Questioning Approach on Date Dimension Table with Each Date Having a Row for All the Dates
I'm new in my role and have been given the task to update HR's star schema data model.
Since it is HR, their reporting is centered around people counts, hires, fires and turnover. This includes comparisons to previous months and years.
They do have a Date Dimension but there is also another date dimension that they use for comparing previous months/years. That DateCompare dimension is set up where each date has a comparison date, based on how far you want to go back/forward. There are also date rankings to help filter on the data as well as do reporting more easily.
So if you go back for three years, for each month end date in those three years, there will be a row with all of those dates. July 31 2021 will have 36 Rows, August 31 2021 will have 36 rows, etc. I think the attached file (a sample CSV in the ZIP) makes it easier to visualize. It is 36 months multiplied by 36 months = 1,296 rows. For a dimension that is not so bad, I guess.

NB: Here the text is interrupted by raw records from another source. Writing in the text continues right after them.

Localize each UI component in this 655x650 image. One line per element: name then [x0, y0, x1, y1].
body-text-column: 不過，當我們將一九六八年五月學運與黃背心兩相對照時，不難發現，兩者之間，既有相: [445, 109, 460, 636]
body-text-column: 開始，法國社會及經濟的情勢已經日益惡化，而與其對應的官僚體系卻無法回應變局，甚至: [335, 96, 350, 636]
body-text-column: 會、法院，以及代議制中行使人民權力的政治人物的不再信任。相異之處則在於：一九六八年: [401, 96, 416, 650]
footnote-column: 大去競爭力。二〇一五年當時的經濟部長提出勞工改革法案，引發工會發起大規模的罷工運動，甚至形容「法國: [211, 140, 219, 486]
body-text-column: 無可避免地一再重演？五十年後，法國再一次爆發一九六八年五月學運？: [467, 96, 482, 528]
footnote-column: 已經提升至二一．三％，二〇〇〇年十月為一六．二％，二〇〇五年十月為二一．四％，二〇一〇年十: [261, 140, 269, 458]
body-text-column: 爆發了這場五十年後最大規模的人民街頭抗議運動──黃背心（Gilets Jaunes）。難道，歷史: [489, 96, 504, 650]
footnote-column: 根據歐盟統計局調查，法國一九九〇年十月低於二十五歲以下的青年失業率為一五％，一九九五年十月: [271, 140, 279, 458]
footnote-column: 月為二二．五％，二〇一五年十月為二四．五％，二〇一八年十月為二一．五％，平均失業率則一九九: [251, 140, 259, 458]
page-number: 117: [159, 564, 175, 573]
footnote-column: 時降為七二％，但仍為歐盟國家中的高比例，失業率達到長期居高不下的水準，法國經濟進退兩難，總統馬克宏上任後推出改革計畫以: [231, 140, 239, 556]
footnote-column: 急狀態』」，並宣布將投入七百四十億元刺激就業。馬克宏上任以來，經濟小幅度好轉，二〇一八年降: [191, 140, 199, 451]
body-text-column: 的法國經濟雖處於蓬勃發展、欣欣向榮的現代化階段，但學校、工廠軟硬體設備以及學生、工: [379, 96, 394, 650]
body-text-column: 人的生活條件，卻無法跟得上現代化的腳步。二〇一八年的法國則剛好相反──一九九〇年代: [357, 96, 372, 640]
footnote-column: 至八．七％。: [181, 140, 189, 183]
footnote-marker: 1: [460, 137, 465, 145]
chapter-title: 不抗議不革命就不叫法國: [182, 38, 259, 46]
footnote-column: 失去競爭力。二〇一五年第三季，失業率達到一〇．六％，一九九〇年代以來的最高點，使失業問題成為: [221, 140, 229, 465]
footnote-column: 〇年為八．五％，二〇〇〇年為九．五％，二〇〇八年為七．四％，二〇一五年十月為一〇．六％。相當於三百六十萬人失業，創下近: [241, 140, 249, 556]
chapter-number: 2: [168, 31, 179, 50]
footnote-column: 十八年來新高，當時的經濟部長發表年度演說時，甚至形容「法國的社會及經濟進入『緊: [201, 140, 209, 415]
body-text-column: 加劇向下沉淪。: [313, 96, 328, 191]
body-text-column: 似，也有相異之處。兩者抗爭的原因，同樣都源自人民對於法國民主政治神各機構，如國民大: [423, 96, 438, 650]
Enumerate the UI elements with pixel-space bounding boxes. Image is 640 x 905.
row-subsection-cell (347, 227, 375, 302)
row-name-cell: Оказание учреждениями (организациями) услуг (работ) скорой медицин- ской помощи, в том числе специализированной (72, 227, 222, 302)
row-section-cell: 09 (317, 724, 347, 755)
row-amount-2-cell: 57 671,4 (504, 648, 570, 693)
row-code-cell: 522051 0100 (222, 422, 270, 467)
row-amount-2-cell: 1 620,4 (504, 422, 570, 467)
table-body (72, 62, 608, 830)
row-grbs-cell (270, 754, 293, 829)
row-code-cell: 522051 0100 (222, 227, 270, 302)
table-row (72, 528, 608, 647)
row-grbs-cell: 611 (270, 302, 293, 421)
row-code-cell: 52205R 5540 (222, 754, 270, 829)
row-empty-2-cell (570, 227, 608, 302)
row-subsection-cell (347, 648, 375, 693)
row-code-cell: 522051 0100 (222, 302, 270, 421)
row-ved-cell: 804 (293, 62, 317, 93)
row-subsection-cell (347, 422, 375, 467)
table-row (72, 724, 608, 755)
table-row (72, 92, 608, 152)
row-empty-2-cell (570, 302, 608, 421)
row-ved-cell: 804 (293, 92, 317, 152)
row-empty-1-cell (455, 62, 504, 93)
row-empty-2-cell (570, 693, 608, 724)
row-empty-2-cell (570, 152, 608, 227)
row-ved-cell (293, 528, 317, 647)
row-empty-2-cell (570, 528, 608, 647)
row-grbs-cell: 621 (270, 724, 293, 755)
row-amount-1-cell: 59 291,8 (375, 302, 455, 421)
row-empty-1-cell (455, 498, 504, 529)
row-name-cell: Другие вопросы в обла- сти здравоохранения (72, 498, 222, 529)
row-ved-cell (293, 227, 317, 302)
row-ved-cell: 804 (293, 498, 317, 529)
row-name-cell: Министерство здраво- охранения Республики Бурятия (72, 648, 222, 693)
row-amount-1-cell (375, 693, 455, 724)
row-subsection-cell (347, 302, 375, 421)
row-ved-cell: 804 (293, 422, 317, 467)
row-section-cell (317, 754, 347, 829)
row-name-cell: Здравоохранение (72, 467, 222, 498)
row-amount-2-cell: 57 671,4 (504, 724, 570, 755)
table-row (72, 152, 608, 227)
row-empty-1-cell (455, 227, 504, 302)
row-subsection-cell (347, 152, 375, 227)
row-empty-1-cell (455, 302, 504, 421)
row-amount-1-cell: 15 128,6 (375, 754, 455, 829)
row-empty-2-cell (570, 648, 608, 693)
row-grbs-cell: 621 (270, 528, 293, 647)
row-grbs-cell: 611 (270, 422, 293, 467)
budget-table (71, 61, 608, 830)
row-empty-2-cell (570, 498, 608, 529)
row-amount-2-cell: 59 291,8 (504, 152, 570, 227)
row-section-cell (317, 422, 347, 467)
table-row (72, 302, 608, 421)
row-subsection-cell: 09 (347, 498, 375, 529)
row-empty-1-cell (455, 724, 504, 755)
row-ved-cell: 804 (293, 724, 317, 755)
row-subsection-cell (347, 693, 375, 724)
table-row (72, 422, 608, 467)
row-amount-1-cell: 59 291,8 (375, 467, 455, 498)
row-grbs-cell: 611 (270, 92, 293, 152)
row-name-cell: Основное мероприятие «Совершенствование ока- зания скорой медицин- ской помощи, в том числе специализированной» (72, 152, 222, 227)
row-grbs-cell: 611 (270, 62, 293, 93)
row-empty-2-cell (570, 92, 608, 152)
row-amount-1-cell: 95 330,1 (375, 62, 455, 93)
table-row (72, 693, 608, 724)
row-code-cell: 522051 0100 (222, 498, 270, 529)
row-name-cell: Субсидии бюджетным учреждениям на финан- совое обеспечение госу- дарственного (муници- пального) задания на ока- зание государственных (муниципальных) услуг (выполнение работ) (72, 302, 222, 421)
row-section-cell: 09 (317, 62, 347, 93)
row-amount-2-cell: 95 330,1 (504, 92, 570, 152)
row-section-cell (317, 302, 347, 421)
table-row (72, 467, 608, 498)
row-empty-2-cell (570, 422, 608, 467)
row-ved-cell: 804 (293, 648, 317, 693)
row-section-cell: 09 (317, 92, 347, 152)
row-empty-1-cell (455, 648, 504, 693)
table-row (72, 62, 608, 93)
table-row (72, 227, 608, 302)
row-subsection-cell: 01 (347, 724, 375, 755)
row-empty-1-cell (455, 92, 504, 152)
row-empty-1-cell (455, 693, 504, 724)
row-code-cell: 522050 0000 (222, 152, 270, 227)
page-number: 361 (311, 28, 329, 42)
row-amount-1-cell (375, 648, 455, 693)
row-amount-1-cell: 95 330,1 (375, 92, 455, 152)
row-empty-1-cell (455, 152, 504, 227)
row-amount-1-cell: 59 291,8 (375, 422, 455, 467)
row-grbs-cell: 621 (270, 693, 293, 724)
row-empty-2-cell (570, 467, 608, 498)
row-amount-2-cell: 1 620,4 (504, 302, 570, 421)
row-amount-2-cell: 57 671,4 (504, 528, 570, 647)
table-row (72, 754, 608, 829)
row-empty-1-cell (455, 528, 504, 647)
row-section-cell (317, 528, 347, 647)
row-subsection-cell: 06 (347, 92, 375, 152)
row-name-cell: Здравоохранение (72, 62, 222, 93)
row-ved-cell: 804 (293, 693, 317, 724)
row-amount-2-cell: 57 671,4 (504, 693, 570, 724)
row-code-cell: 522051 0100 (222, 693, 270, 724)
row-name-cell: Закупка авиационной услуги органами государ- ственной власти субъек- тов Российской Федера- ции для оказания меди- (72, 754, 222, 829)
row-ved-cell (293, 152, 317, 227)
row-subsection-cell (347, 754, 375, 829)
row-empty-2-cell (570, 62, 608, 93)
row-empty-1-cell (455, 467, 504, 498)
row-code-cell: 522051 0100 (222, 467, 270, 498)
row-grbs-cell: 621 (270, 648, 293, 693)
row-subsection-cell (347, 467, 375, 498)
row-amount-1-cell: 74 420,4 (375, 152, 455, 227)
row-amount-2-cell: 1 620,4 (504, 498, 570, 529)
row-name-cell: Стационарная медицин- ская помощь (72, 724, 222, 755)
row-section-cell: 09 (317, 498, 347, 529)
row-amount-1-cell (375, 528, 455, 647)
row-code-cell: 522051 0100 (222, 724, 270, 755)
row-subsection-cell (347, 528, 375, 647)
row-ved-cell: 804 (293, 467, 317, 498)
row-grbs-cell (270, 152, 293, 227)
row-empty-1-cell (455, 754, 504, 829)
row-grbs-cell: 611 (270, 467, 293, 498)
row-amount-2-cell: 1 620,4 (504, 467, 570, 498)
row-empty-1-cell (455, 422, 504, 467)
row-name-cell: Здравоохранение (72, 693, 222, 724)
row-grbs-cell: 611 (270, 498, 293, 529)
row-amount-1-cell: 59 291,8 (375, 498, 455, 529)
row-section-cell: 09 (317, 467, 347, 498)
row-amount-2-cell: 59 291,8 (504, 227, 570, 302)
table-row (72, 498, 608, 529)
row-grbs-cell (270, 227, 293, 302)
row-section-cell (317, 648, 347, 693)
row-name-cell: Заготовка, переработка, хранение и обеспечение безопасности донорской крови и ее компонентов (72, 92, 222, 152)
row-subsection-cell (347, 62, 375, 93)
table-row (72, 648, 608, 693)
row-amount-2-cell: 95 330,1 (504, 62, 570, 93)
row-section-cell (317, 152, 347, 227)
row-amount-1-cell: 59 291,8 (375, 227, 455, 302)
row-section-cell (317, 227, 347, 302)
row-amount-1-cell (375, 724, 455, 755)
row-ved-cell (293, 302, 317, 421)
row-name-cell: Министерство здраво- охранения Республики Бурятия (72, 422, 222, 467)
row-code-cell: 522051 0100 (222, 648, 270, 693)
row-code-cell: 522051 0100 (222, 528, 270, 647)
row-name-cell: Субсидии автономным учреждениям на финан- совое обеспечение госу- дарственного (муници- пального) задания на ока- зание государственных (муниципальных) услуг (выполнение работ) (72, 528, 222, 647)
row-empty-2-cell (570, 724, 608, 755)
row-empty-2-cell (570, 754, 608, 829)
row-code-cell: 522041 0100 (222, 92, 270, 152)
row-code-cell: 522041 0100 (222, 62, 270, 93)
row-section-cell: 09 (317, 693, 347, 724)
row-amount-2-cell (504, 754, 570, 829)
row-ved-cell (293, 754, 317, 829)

The reason this table exists is to be able to do the calculations comparing points in time more easily and I understand that need when doing dynamic charts. It is working nicely for the department. However, I thought all of it can be done with calculations instead of this DateCompare dimension table. Also, I'm concerned that when this DateCompare dimension is connected to the fact table, you get duplicates because of the multiple rows. While these duplicate rows are automatically filtered out because the Date row has to be selected, it still seems like it is not the best approach.
Have you seen an approach like this before? If so, what are the pros/cons of it? Is there a different approach or is their way the better solution?